The Namenode and the Datanode are applications that run in a JVM. At each JVM you have to define the maximum memory that can be allocated to this application. To determine the size of the heap for the NameNode you need to know the maximum of data blocks that your cluster will store. The common rule is 1GB for one million of data blocks. For the Datanode, it depends on what you do and especially on the amount of data that can be sent at the same time to the same DataNode. The heap size will play into the role of a buffer if the throughput of the disk is not enough. Cloudera and Hortonwork give you the possibility to change these settings directly from the graphical interface.

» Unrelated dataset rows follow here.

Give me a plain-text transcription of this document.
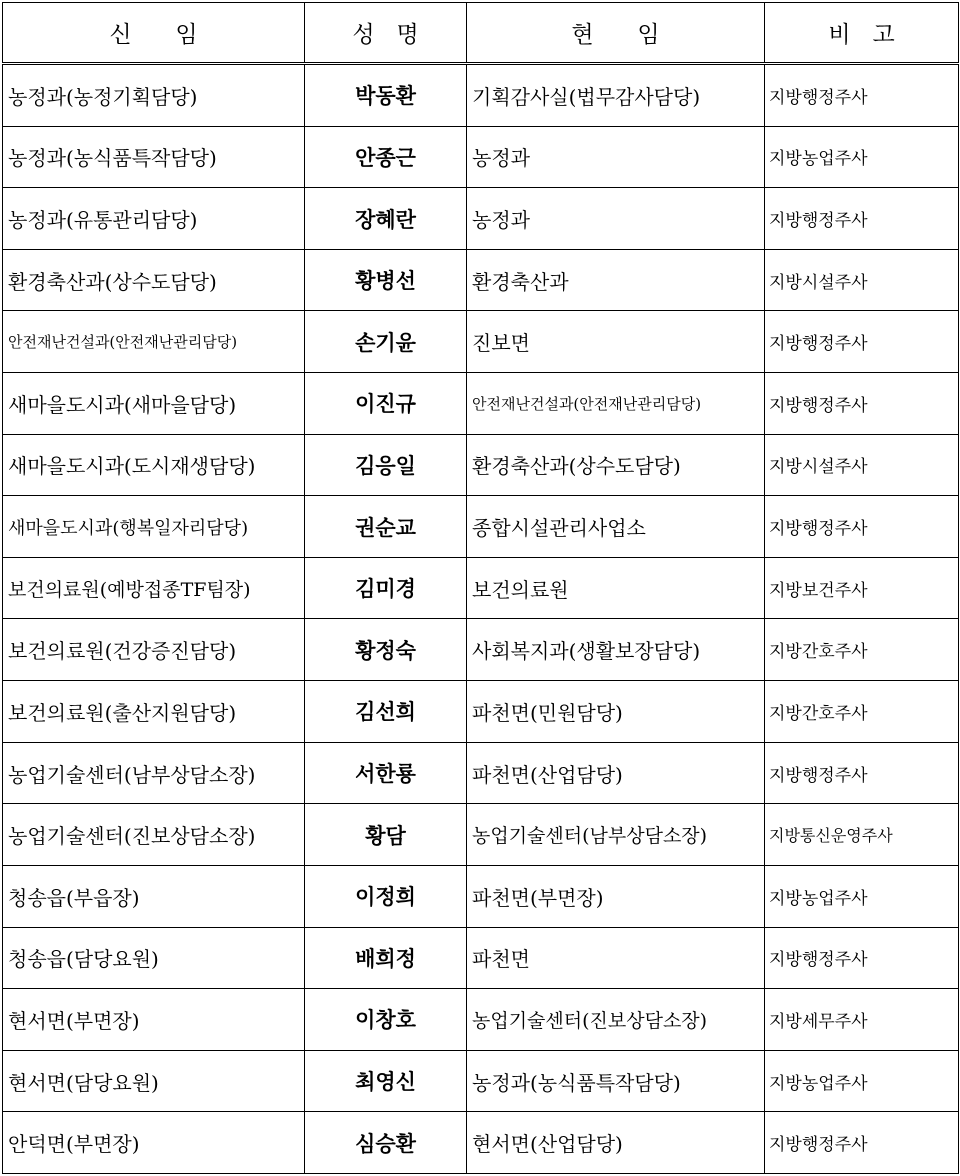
신      임	성   명	현      임	비   고
농정과(농정기획담당)	박동환	기획감사실(법무감사담당)	지방행정주사
농정과(농식품특작담당)	안종근	농정과	지방농업주사
농정과(유통관리담당)	장혜란	농정과	지방행정주사
환경축산과(상수도담당)	황병선	환경축산과	지방시설주사
안전재난건설과(안전재난관리담당)	손기윤	진보면	지방행정주사
새마을도시과(새마을담당)	이진규	안전재난건설과(안전재난관리담당)	지방행정주사
새마을도시과(도시재생담당)	김응일	환경축산과(상수도담당)	지방시설주사
새마을도시과(행복일자리담당)	권순교	종합시설관리사업소	지방행정주사
보건의료원(예방접종TF팀장)	김미경	보건의료원	지방보건주사
보건의료원(건강증진담당)	황정숙	사회복지과(생활보장담당)	지방간호주사
보건의료원(출산지원담당)	김선희	파천면(민원담당)	지방간호주사
농업기술센터(남부상담소장)	서한룡	파천면(산업담당)	지방행정주사
농업기술센터(진보상담소장)	황담	농업기술센터(남부상담소장)	지방통신운영주사
청송읍(부읍장)	이정희	파천면(부면장)	지방농업주사
청송읍(담당요원)	배희정	파천면	지방행정주사
현서면(부면장)	이창호	농업기술센터(진보상담소장)	지방세무주사
현서면(담당요원)	최영신	농정과(농식품특작담당)	지방농업주사
안덕면(부면장)	심승환	현서면(산업담당)	지방행정주사
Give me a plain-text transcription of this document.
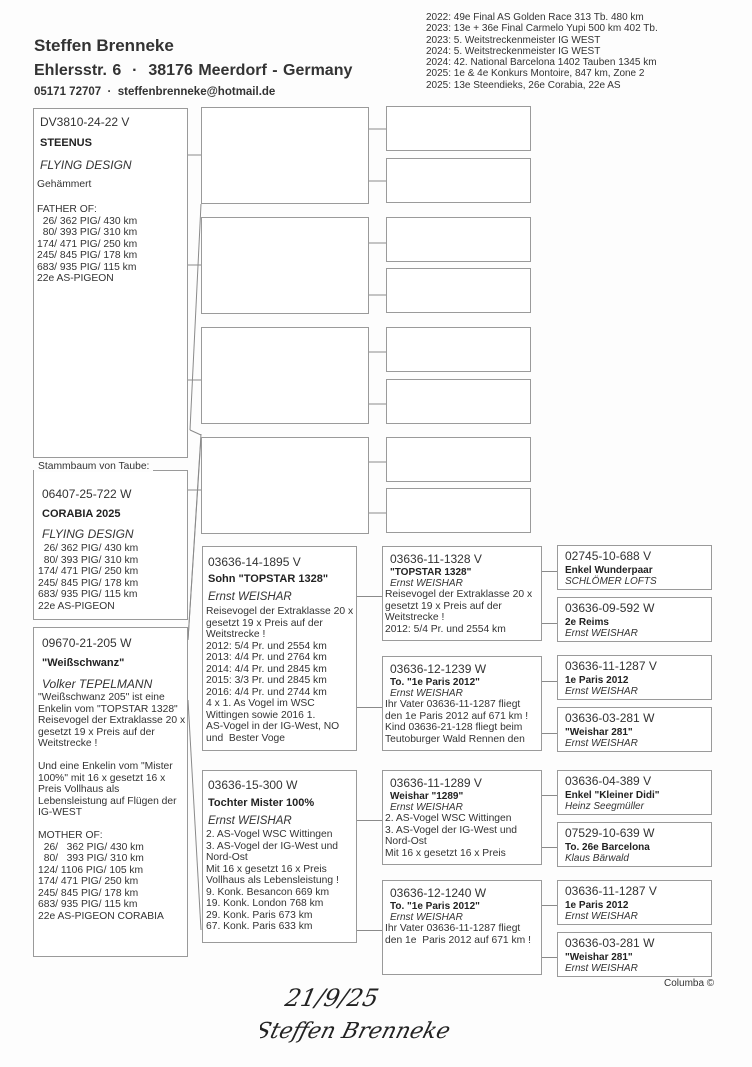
Steffen Brenneke
Ehlersstr. 6  ·  38176 Meerdorf - Germany
05171 72707  ·  steffenbrenneke@hotmail.de
2022: 49e Final AS Golden Race 313 Tb. 480 km
2023: 13e + 36e Final Carmelo Yupi 500 km 402 Tb.
2023: 5. Weitstreckenmeister IG WEST
2024: 5. Weitstreckenmeister IG WEST
2024: 42. National Barcelona 1402 Tauben 1345 km
2025: 1e & 4e Konkurs Montoire, 847 km, Zone 2
2025: 13e Steendieks, 26e Corabia, 22e AS
DV3810-24-22 V
STEENUS
FLYING DESIGN
Gehämmert
FATHER OF:
26/ 362 PIG/ 430 km
80/ 393 PIG/ 310 km
174/ 471 PIG/ 250 km
245/ 845 PIG/ 178 km
683/ 935 PIG/ 115 km
22e AS-PIGEON
06407-25-722 W
CORABIA 2025
FLYING DESIGN
26/ 362 PIG/ 430 km
80/ 393 PIG/ 310 km
174/ 471 PIG/ 250 km
245/ 845 PIG/ 178 km
683/ 935 PIG/ 115 km
22e AS-PIGEON
Stammbaum von Taube:
09670-21-205 W
"Weißschwanz"
Volker TEPELMANN
"Weißschwanz 205" ist eine
Enkelin vom "TOPSTAR 1328"
Reisevogel der Extraklasse 20 x
gesetzt 19 x Preis auf der
Weitstrecke !
Und eine Enkelin vom "Mister
100%" mit 16 x gesetzt 16 x
Preis Vollhaus als
Lebensleistung auf Flügen der
IG-WEST
MOTHER OF:
26/   362 PIG/ 430 km
80/   393 PIG/ 310 km
124/ 1106 PIG/ 105 km
174/ 471 PIG/ 250 km
245/ 845 PIG/ 178 km
683/ 935 PIG/ 115 km
22e AS-PIGEON CORABIA
03636-14-1895 V
Sohn "TOPSTAR 1328"
Ernst WEISHAR
Reisevogel der Extraklasse 20 x
gesetzt 19 x Preis auf der
Weitstrecke !
2012: 5/4 Pr. und 2554 km
2013: 4/4 Pr. und 2764 km
2014: 4/4 Pr. und 2845 km
2015: 3/3 Pr. und 2845 km
2016: 4/4 Pr. und 2744 km
4 x 1. As Vogel im WSC
Wittingen sowie 2016 1.
AS-Vogel in der IG-West, NO
und  Bester Voge
03636-15-300 W
Tochter Mister 100%
Ernst WEISHAR
2. AS-Vogel WSC Wittingen
3. AS-Vogel der IG-West und
Nord-Ost
Mit 16 x gesetzt 16 x Preis
Vollhaus als Lebensleistung !
9. Konk. Besancon 669 km
19. Konk. London 768 km
29. Konk. Paris 673 km
67. Konk. Paris 633 km
03636-11-1328 V
"TOPSTAR 1328"
Ernst WEISHAR
Reisevogel der Extraklasse 20 x
gesetzt 19 x Preis auf der
Weitstrecke !
2012: 5/4 Pr. und 2554 km
03636-12-1239 W
To. "1e Paris 2012"
Ernst WEISHAR
Ihr Vater 03636-11-1287 fliegt
den 1e Paris 2012 auf 671 km !
Kind 03636-21-128 fliegt beim
Teutoburger Wald Rennen den
03636-11-1289 V
Weishar "1289"
Ernst WEISHAR
2. AS-Vogel WSC Wittingen
3. AS-Vogel der IG-West und
Nord-Ost
Mit 16 x gesetzt 16 x Preis
03636-12-1240 W
To. "1e Paris 2012"
Ernst WEISHAR
Ihr Vater 03636-11-1287 fliegt
den 1e  Paris 2012 auf 671 km !
02745-10-688 V
Enkel Wunderpaar
SCHLÖMER LOFTS
03636-09-592 W
2e Reims
Ernst WEISHAR
03636-11-1287 V
1e Paris 2012
Ernst WEISHAR
03636-03-281 W
"Weishar 281"
Ernst WEISHAR
03636-04-389 V
Enkel "Kleiner Didi"
Heinz Seegmüller
07529-10-639 W
To. 26e Barcelona
Klaus Bärwald
03636-11-1287 V
1e Paris 2012
Ernst WEISHAR
03636-03-281 W
"Weishar 281"
Ernst WEISHAR
21/9/25
Steffen Brenneke
Columba ©
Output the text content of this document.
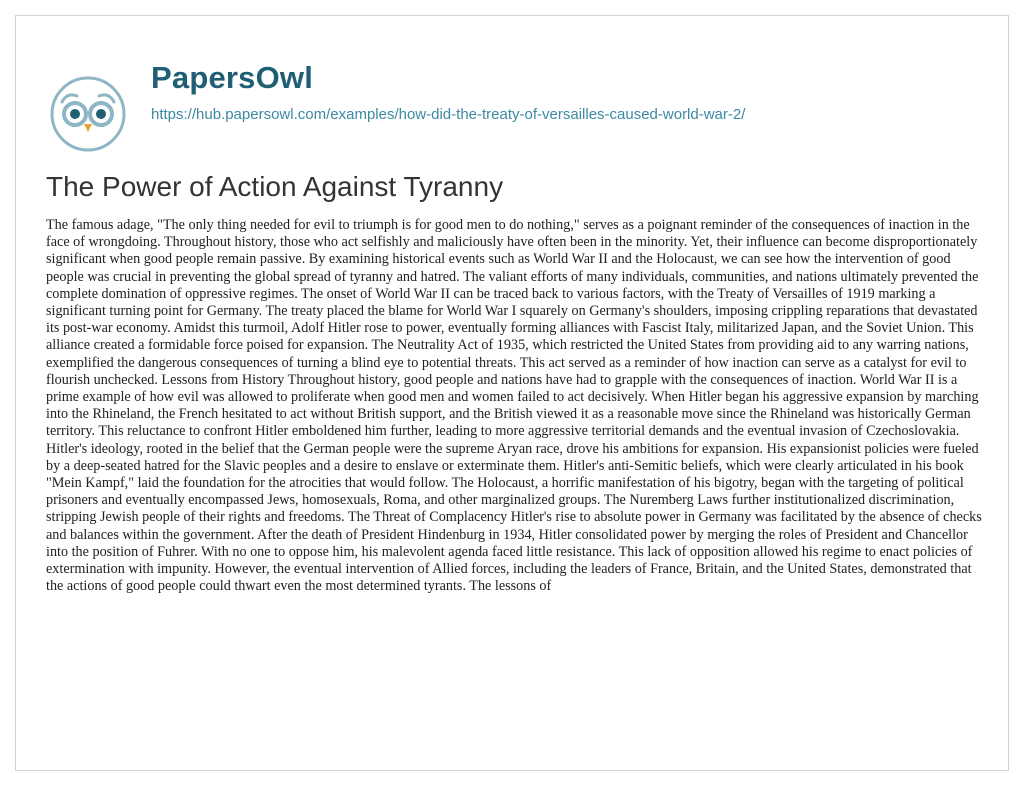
PapersOwl
https://hub.papersowl.com/examples/how-did-the-treaty-of-versailles-caused-world-war-2/
The Power of Action Against Tyranny

The famous adage, "The only thing needed for evil to triumph is for good men to do nothing," serves as a poignant reminder of the consequences of inaction in the face of wrongdoing. Throughout history, those who act selfishly and maliciously have often been in the minority. Yet, their influence can become disproportionately significant when good people remain passive. By examining historical events such as World War II and the Holocaust, we can see how the intervention of good people was crucial in preventing the global spread of tyranny and hatred. The valiant efforts of many individuals, communities, and nations ultimately prevented the complete domination of oppressive regimes. The onset of World War II can be traced back to various factors, with the Treaty of Versailles of 1919 marking a significant turning point for Germany. The treaty placed the blame for World War I squarely on Germany's shoulders, imposing crippling reparations that devastated its post-war economy. Amidst this turmoil, Adolf Hitler rose to power, eventually forming alliances with Fascist Italy, militarized Japan, and the Soviet Union. This alliance created a formidable force poised for expansion. The Neutrality Act of 1935, which restricted the United States from providing aid to any warring nations, exemplified the dangerous consequences of turning a blind eye to potential threats. This act served as a reminder of how inaction can serve as a catalyst for evil to flourish unchecked. Lessons from History Throughout history, good people and nations have had to grapple with the consequences of inaction. World War II is a prime example of how evil was allowed to proliferate when good men and women failed to act decisively. When Hitler began his aggressive expansion by marching into the Rhineland, the French hesitated to act without British support, and the British viewed it as a reasonable move since the Rhineland was historically German territory. This reluctance to confront Hitler emboldened him further, leading to more aggressive territorial demands and the eventual invasion of Czechoslovakia. Hitler's ideology, rooted in the belief that the German people were the supreme Aryan race, drove his ambitions for expansion. His expansionist policies were fueled by a deep-seated hatred for the Slavic peoples and a desire to enslave or exterminate them. Hitler's anti-Semitic beliefs, which were clearly articulated in his book "Mein Kampf," laid the foundation for the atrocities that would follow. The Holocaust, a horrific manifestation of his bigotry, began with the targeting of political prisoners and eventually encompassed Jews, homosexuals, Roma, and other marginalized groups. The Nuremberg Laws further institutionalized discrimination, stripping Jewish people of their rights and freedoms. The Threat of Complacency Hitler's rise to absolute power in Germany was facilitated by the absence of checks and balances within the government. After the death of President Hindenburg in 1934, Hitler consolidated power by merging the roles of President and Chancellor into the position of Fuhrer. With no one to oppose him, his malevolent agenda faced little resistance. This lack of opposition allowed his regime to enact policies of extermination with impunity. However, the eventual intervention of Allied forces, including the leaders of France, Britain, and the United States, demonstrated that the actions of good people could thwart even the most determined tyrants. The lessons of
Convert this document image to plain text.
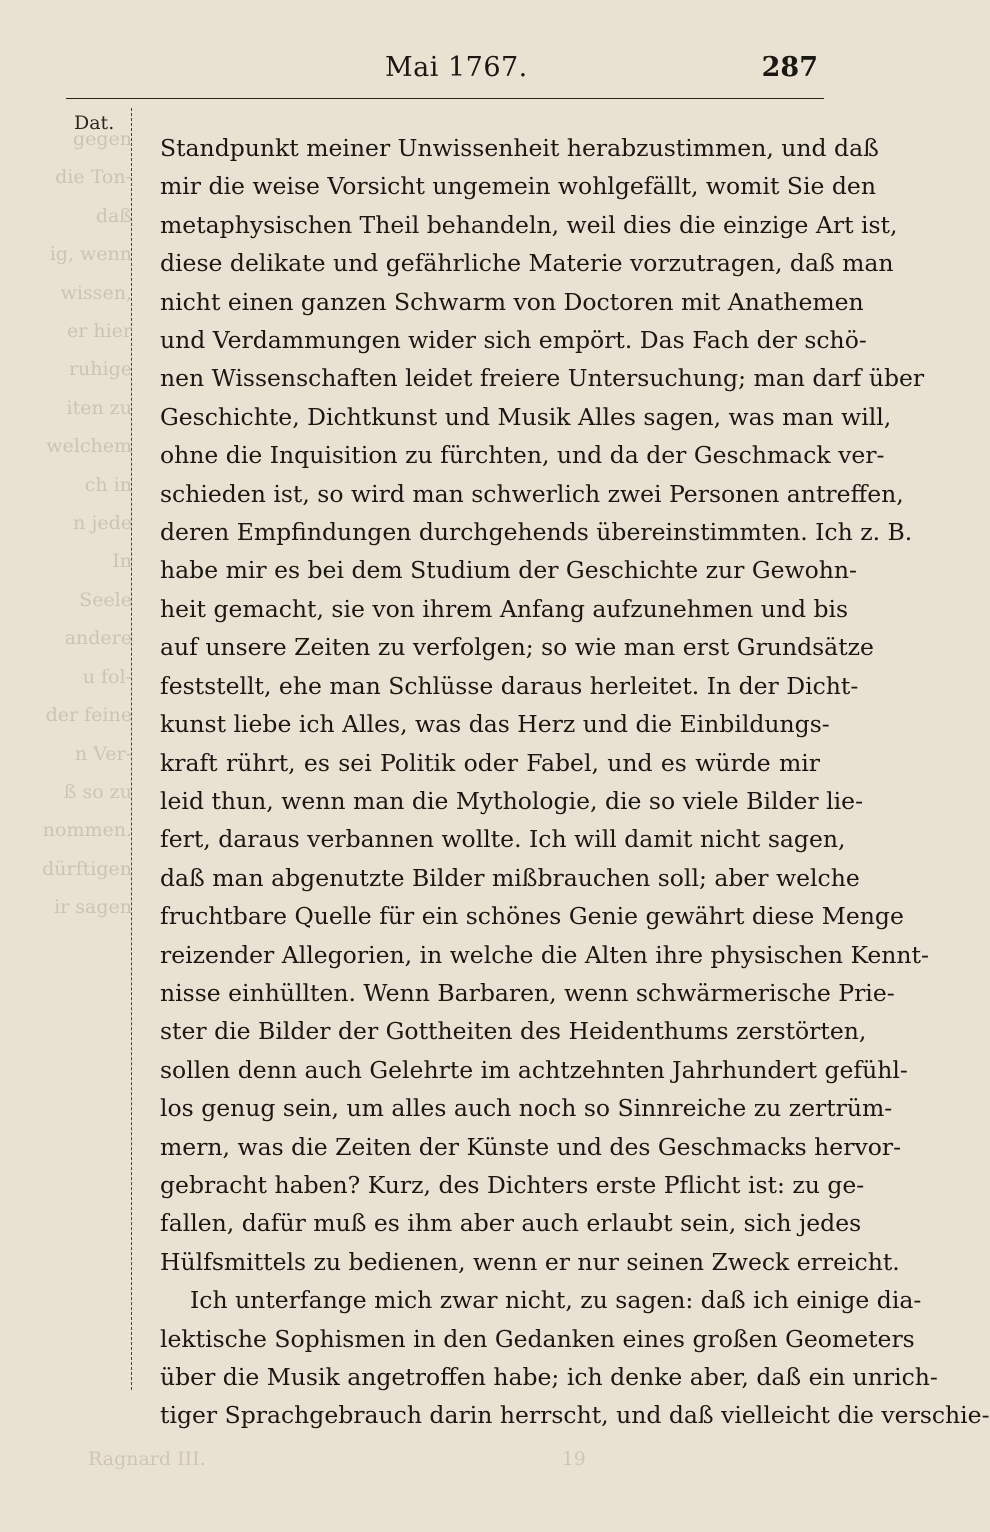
Mai 1767.	287
Dat.
gegen
die Ton-
daß
ig, wenn
wissen,
er hier
ruhige
iten zu
welchem
ch in
n jede
In
Seele
andere
u fol-
der feine
n Ver-
ß so zu
nommen.
dürftigen
ir sagen
Standpunkt meiner Unwissenheit herabzustimmen, und daß
mir die weise Vorsicht ungemein wohlgefällt, womit Sie den
metaphysischen Theil behandeln, weil dies die einzige Art ist,
diese delikate und gefährliche Materie vorzutragen, daß man
nicht einen ganzen Schwarm von Doctoren mit Anathemen
und Verdammungen wider sich empört. Das Fach der schö-
nen Wissenschaften leidet freiere Untersuchung; man darf über
Geschichte, Dichtkunst und Musik Alles sagen, was man will,
ohne die Inquisition zu fürchten, und da der Geschmack ver-
schieden ist, so wird man schwerlich zwei Personen antreffen,
deren Empfindungen durchgehends übereinstimmten. Ich z. B.
habe mir es bei dem Studium der Geschichte zur Gewohn-
heit gemacht, sie von ihrem Anfang aufzunehmen und bis
auf unsere Zeiten zu verfolgen; so wie man erst Grundsätze
feststellt, ehe man Schlüsse daraus herleitet. In der Dicht-
kunst liebe ich Alles, was das Herz und die Einbildungs-
kraft rührt, es sei Politik oder Fabel, und es würde mir
leid thun, wenn man die Mythologie, die so viele Bilder lie-
fert, daraus verbannen wollte. Ich will damit nicht sagen,
daß man abgenutzte Bilder mißbrauchen soll; aber welche
fruchtbare Quelle für ein schönes Genie gewährt diese Menge
reizender Allegorien, in welche die Alten ihre physischen Kennt-
nisse einhüllten. Wenn Barbaren, wenn schwärmerische Prie-
ster die Bilder der Gottheiten des Heidenthums zerstörten,
sollen denn auch Gelehrte im achtzehnten Jahrhundert gefühl-
los genug sein, um alles auch noch so Sinnreiche zu zertrüm-
mern, was die Zeiten der Künste und des Geschmacks hervor-
gebracht haben? Kurz, des Dichters erste Pflicht ist: zu ge-
fallen, dafür muß es ihm aber auch erlaubt sein, sich jedes
Hülfsmittels zu bedienen, wenn er nur seinen Zweck erreicht.
Ich unterfange mich zwar nicht, zu sagen: daß ich einige dia-
lektische Sophismen in den Gedanken eines großen Geometers
über die Musik angetroffen habe; ich denke aber, daß ein unrich-
tiger Sprachgebrauch darin herrscht, und daß vielleicht die verschie-
Ragnard III.	19
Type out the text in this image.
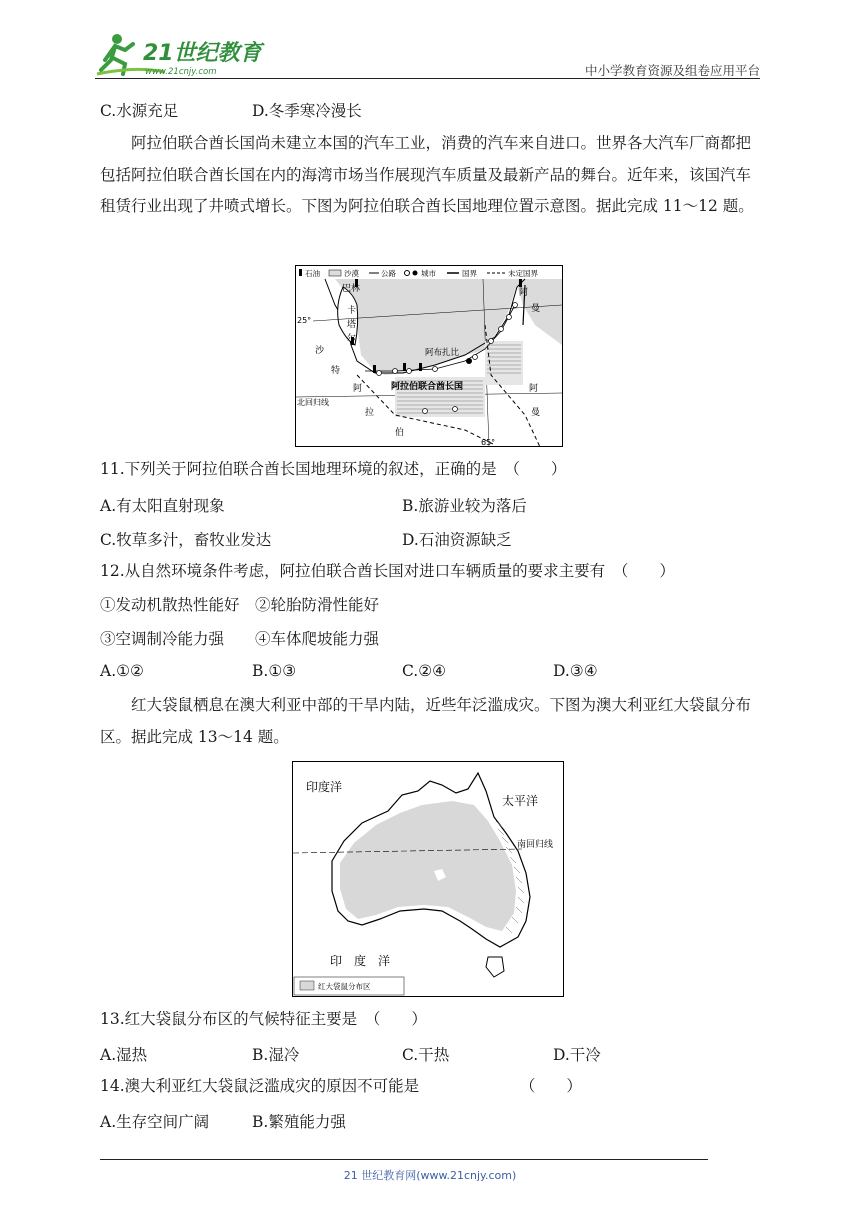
21世纪教育
www.21cnjy.com	中小学教育资源及组卷应用平台
C.水源充足	D.冬季寒冷漫长
阿拉伯联合酋长国尚未建立本国的汽车工业，消费的汽车来自进口。世界各大汽车厂商都把包括阿拉伯联合酋长国在内的海湾市场当作展现汽车质量及最新产品的舞台。近年来，该国汽车租赁行业出现了井喷式增长。下图为阿拉伯联合酋长国地理位置示意图。据此完成 11～12 题。
石油	沙漠	公路	城市	国界	未定国界
巴林
卡
塔
尔
沙
特
阿
拉
伯
阿
曼
阿
曼
阿布扎比
阿拉伯联合酋长国
北回归线
25°
65°
11.下列关于阿拉伯联合酋长国地理环境的叙述，正确的是　（　　）
A.有太阳直射现象	B.旅游业较为落后
C.牧草多汁，畜牧业发达	D.石油资源缺乏
12.从自然环境条件考虑，阿拉伯联合酋长国对进口车辆质量的要求主要有　（　　）
①发动机散热性能好　②轮胎防滑性能好
③空调制冷能力强　　④车体爬坡能力强
A.①②	B.①③	C.②④	D.③④
红大袋鼠栖息在澳大利亚中部的干旱内陆，近些年泛滥成灾。下图为澳大利亚红大袋鼠分布区。据此完成 13～14 题。
印度洋
太平洋
南回归线
印　度　洋
红大袋鼠分布区
13.红大袋鼠分布区的气候特征主要是　（　　）
A.湿热	B.湿冷	C.干热	D.干冷
14.澳大利亚红大袋鼠泛滥成灾的原因不可能是　　　　　　　（　　）
A.生存空间广阔	B.繁殖能力强
21 世纪教育网(www.21cnjy.com)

For MapR you need to change the settings in the following file: /opt/mapr/conf/warden.conf.

 

Size of the blocks

When a file is stored in HDFS, it is split into blocks of a specific size. This size can have a big impact on the performance if you have to read several times a file. For example, if you have a block size of 128MB and you want to read a file of 10GB from an external client of the cluster. This file has been split into 79 blocks saved across the cluster, so if you want to read it, HDFS needs to ask for 79 blocks from different location in the cluster to rebuild the file. It also means that you have 79 entries in the metadata table on the NameNode.

If you change the block size for HDFS to 256MB, you are going to divide by 2 the number of entries in your metadata table and also divide by 2 the number of necessary connections to get all the blocks.

Why not set the block size to 10GB?

Because it means that when you want to read it from an external client, you will only have one connection. If you have the file split on more servers the file can be rebuilt faster because the transfer can be done in parallel. It is why when you set the block size you need to know the average size of your file, not to have too many connections at the same time to the client but enough to get a file back as fast as possible.

Moreover, you need to remember that in this environment the data are processed where they are located. So if you have a block size of 10GB it means that the file will be on maximum 3 servers if you have a block replication of 3. Then the data will be processed on only three servers or you would need to send this data across the network to the other servers to be processed and you would lose much time.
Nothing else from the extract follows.